“I made a promise Mr. Frodo. A promise. ‘Don’t you leave him
Samwise Gamgee.’ And I don’t mean too. I don’t mean too.”
“I can’t carry it for you, but I can carry you.”
As stated in one of my previous post, The Lord of the Rings movies are some of my favorite. There are so
many wonderful life lessons and applications tucked away in these amazing stories.
Even though Frodo is tasked with carrying the ring, he has a group around him,
supporting him on his journey.
As people are lost, or start to fall away, Frodo makes the
decision that he must do this alone. That this is his burden only to bear, and
that he must leave so others are not hurt. That leads to this wonderful scene
below:
Even though Frodo was convinced that he could and should make
this journey alone, Sam knew better. He knew that Frodo needed him. No matter what
the journey threw at them, or even as Frodo changed and lashed out at Sam, he
continued to walk with him and help him on his journey.
As I took my first steps along the journey of my battle with
Parkinson’s, often I had some of the same thoughts. I would look at this as my
journey, my battle, my fight, and I would try to walk it alone. I would think,
and sometimes voice to my wife and others, how they would be better off without
me, how it would be better for them to not take this journey with me, because I
did not want them to experience the pain and hurt that was coming. I did not
want them to bear this burden that I thought was mine alone to bear.
And boy, was I wrong. This journey into the “Mordor” of
Parkinson’s Disease was not my battle solely to wage. It was a battle that, not
just I was facing, but one that my family and friends were battling with me. Whether
I wanted them to or not, they were bearing this burden, and they were fighting
beside me, sometimes holding me up, in the fight of my life, and nothing would
stop them from walking this path with me.
It spite of the hurt and pain I was feeling and spewing onto
others sometimes, they were still there, walking beside me.
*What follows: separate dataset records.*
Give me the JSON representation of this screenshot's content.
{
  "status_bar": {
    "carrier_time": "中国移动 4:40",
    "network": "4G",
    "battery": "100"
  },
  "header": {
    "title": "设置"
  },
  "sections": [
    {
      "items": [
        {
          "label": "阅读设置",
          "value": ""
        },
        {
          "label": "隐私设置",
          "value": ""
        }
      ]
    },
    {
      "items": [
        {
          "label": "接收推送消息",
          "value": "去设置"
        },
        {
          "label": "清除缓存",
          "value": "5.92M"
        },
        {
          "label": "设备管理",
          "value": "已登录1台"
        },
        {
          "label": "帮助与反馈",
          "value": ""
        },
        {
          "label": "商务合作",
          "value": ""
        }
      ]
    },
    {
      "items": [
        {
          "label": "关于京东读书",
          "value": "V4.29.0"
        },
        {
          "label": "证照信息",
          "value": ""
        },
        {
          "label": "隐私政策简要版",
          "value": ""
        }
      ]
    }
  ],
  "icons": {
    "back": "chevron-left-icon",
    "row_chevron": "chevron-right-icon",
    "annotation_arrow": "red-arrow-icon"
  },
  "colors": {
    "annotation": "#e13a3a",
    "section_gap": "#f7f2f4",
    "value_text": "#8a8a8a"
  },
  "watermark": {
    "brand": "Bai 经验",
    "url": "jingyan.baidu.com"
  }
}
It was a picture reminiscent
of the promise made to Israel in Deuteronomy 31:6, when they are promised, “..The
Lord your God goes with you; He will never leave you or forsake you.” Just like
the Lord is always with me, these “Sams” in my life were here to walk with me,
and help and support me along the way.
Sometimes we all make the mistake of thinking we can or need
to do something on our own. In reality, we all need a Sam or two. Someone who
will walk into the fires or Mordor with us, and fight the battles we are
fighting side-by-side. We need someone who no matter what is always there,
someone who never leaves us.
With Parkinson’s I have learned, I cannot do this alone. I
need help, and for someone who does not like to ask for or accept help, this is
not an easy thing for me to admit. I need people to walk with me, and I am
thankful for people, like my amazing wife, my family, my friends, my coworkers –
all my Sams – who are committed to walking this road with me and helping me as
I journey into the Mordor of Parkinson’s.
What journey are you attempting on your own? Do you have a
Sam? Do you have someone who will walk with you and encourage you? Find that
Sam. Find that one to walk with you, and even carry you when you cannot go on.
Someone who will stay with you until the end. I am thankful to have found those
people, and even if you don’t have a person now, remember, you always have the
Lord, for He will never leave you or forsake you.